UN is Calling for Aid To Syrian Refugees

UN is Calling for Aid To Syrian Refugeesimage

22 Oct 2014

UN Humanitarian Chief Calls for Aid to Syrian Refugees

  UN Humanitarian Chief Valerie Amos urges to seek funds for the Syrian refugees in Turkey, who had fled Kobani, also known as Ayn al-Arab, from Islamic State (IS) terrorist organization.

“Nearly 200,000 civilians fled Ayn Al-Arab into Turkey in a matter of weeks and the Turkish authorities responded immediately,” Amos stated Monday, urging other parties to join efforts to help the refugees.

The UN says 900,000 Syrian refugees are registered in Turkey and the actual number is estimated at 1.6 million.

Turning to Lebanon and Jordan, Amos said that “over three million have fled and are seeking shelter in neighboring countries – 1.1 million are registered in Lebanon where one third of the population is made up of Syrian refugees. 619,000 are registered in Jordan, but the actual number is much higher.”

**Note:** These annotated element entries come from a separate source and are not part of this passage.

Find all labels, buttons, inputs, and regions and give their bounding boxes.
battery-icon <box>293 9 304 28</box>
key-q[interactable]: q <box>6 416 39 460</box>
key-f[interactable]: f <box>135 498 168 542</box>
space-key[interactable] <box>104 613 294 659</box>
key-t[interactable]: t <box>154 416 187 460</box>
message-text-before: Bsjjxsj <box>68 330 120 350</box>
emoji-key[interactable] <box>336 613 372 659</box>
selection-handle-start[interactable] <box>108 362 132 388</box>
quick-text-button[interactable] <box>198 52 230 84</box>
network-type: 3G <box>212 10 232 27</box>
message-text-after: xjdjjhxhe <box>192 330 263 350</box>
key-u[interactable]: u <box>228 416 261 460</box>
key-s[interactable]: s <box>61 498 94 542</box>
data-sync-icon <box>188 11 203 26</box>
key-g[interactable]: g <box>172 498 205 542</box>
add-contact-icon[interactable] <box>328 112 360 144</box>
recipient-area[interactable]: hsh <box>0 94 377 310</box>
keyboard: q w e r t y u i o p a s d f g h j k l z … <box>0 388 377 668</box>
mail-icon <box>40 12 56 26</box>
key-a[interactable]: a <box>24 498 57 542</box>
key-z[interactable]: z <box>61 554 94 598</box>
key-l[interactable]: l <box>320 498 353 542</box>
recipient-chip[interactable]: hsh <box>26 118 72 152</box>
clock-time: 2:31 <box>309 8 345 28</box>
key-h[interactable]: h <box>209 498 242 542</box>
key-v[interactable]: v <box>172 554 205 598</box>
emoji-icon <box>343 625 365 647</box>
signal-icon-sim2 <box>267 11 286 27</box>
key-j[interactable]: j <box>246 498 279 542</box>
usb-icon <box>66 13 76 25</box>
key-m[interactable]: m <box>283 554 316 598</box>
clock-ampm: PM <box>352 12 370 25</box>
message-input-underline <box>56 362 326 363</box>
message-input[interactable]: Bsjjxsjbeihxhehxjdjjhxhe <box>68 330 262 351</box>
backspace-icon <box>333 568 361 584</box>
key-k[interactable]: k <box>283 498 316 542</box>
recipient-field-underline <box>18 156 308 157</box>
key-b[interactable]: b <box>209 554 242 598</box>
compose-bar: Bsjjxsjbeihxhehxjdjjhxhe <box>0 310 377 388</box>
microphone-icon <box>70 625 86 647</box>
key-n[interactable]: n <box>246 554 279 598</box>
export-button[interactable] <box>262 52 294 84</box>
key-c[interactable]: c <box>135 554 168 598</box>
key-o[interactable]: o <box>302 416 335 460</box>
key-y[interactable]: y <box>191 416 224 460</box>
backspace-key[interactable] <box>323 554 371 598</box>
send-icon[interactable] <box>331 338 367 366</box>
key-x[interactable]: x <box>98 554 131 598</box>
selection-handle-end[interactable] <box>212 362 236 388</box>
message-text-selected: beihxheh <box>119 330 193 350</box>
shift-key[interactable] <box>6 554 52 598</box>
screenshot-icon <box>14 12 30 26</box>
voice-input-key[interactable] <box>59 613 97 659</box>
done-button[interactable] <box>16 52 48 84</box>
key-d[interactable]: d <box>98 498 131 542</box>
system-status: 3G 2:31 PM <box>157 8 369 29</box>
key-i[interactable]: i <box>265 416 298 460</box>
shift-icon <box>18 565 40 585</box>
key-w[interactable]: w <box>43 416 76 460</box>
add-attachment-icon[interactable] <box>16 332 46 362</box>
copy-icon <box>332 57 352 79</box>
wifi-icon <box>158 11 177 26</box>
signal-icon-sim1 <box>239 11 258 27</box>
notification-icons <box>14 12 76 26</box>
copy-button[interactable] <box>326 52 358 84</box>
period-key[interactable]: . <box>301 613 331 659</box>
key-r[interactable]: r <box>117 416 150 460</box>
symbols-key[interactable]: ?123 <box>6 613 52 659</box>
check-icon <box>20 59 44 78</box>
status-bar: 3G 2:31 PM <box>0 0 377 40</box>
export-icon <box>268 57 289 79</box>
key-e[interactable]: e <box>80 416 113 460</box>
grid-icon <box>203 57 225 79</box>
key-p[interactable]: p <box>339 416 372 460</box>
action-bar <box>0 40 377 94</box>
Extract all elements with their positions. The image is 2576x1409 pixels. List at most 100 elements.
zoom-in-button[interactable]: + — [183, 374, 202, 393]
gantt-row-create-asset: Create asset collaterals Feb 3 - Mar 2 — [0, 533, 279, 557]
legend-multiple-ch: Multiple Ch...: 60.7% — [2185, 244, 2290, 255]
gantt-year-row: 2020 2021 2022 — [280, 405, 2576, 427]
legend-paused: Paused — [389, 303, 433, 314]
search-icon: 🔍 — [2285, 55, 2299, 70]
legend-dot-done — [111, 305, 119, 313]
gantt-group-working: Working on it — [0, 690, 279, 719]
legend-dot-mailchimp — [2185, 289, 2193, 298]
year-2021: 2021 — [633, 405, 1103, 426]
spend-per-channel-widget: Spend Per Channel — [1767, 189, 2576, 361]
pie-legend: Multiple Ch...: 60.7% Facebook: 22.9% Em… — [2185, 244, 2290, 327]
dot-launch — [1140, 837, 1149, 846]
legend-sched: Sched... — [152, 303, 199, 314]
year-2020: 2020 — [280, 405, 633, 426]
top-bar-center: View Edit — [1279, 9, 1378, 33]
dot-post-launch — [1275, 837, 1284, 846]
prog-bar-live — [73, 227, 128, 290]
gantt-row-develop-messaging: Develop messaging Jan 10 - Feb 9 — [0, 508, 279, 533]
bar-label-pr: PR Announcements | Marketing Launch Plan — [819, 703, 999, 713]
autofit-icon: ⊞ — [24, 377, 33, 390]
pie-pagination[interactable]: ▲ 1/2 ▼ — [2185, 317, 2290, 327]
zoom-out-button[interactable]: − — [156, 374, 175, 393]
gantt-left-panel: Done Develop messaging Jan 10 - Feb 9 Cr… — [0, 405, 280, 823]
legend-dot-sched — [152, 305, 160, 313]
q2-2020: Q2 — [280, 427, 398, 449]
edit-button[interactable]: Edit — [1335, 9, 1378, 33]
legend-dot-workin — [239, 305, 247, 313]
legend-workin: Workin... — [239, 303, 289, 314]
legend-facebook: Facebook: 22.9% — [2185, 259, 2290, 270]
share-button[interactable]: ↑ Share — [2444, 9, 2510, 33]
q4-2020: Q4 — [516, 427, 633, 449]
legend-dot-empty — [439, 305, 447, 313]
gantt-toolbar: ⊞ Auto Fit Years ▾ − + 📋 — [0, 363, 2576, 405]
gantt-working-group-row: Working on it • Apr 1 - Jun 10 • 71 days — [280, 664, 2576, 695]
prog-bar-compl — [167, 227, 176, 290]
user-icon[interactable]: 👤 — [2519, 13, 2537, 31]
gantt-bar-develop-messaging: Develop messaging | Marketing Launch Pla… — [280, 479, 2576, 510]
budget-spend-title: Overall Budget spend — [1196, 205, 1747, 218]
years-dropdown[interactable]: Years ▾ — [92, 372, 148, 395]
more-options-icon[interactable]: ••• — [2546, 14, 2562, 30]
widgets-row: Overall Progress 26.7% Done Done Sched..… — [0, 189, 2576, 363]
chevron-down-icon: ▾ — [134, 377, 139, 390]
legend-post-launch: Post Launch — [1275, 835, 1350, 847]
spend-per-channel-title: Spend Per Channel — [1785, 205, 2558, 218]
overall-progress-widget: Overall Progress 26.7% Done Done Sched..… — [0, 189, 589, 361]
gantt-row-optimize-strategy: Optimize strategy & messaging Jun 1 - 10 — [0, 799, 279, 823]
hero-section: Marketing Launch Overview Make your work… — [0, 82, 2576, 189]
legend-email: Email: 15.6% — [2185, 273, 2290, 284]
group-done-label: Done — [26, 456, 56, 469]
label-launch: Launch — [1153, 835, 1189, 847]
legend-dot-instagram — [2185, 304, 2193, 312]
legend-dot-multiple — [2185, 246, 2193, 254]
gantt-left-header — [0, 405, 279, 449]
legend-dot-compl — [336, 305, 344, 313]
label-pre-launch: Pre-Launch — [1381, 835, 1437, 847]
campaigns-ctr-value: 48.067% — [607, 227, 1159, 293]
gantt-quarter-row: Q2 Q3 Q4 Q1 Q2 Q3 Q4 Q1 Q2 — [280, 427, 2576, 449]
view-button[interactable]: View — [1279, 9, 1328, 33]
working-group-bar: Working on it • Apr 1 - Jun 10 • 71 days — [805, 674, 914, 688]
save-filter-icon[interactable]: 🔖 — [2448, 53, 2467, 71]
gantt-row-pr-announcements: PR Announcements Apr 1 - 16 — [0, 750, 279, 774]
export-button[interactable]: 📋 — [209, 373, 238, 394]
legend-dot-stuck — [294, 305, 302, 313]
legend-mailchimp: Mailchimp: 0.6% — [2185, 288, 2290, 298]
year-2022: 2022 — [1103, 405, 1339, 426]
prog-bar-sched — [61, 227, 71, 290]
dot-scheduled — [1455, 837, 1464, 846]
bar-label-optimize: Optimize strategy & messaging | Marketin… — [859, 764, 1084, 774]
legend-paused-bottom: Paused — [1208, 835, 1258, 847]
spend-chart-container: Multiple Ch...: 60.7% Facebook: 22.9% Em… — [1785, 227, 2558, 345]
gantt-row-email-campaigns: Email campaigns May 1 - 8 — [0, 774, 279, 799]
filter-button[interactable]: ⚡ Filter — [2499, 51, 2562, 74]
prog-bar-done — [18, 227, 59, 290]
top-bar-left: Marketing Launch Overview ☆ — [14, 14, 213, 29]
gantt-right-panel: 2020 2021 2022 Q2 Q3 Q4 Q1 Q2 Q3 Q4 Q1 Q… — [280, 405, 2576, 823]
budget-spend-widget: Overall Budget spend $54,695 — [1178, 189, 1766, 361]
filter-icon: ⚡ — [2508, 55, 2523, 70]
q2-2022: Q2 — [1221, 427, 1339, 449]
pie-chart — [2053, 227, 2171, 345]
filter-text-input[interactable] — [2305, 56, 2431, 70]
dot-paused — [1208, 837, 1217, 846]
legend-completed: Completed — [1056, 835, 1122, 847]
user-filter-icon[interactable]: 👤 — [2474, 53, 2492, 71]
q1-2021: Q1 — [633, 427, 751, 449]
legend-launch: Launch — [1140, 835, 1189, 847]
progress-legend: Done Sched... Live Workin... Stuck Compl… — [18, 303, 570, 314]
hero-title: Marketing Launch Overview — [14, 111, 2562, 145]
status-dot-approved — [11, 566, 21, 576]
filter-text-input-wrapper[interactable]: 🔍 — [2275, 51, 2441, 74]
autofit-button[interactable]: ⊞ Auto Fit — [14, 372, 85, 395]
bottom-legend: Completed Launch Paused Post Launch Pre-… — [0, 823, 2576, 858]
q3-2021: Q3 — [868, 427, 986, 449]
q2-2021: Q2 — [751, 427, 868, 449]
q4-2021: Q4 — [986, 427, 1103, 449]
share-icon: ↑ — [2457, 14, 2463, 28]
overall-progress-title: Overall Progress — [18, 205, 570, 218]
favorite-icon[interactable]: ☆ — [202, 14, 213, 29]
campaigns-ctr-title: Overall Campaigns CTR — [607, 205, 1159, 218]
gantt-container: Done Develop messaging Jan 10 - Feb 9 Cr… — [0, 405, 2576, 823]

Amos, who is also the UN’s Under-Secretary-General for Humanitarian Affairs and Emergency Relief Coordinator, referred to her visit to Yibo transit camp in Suruc, where 5,000 people are currently seeking shelter, recounting that she “met a woman, who hadfled Homs to Kobani and had to flee again to Suruc.”

For the past several weeks Kobani, also known as Ayn al-Arab, one of the largest towns in the Kurdish region of Syria bordering Turkey, has been under attack of the IS militants.

The IS, also known as the Islamic State of Iraq and Greater Syria (ISIS) or the Islamic State of Iraq and the Levant (ISIL), has been fighting the Syrian government since 2012. In June 2014, the group extended its attacks to northern and western Iraq and declared an Islamic caliphate on the territories under its control.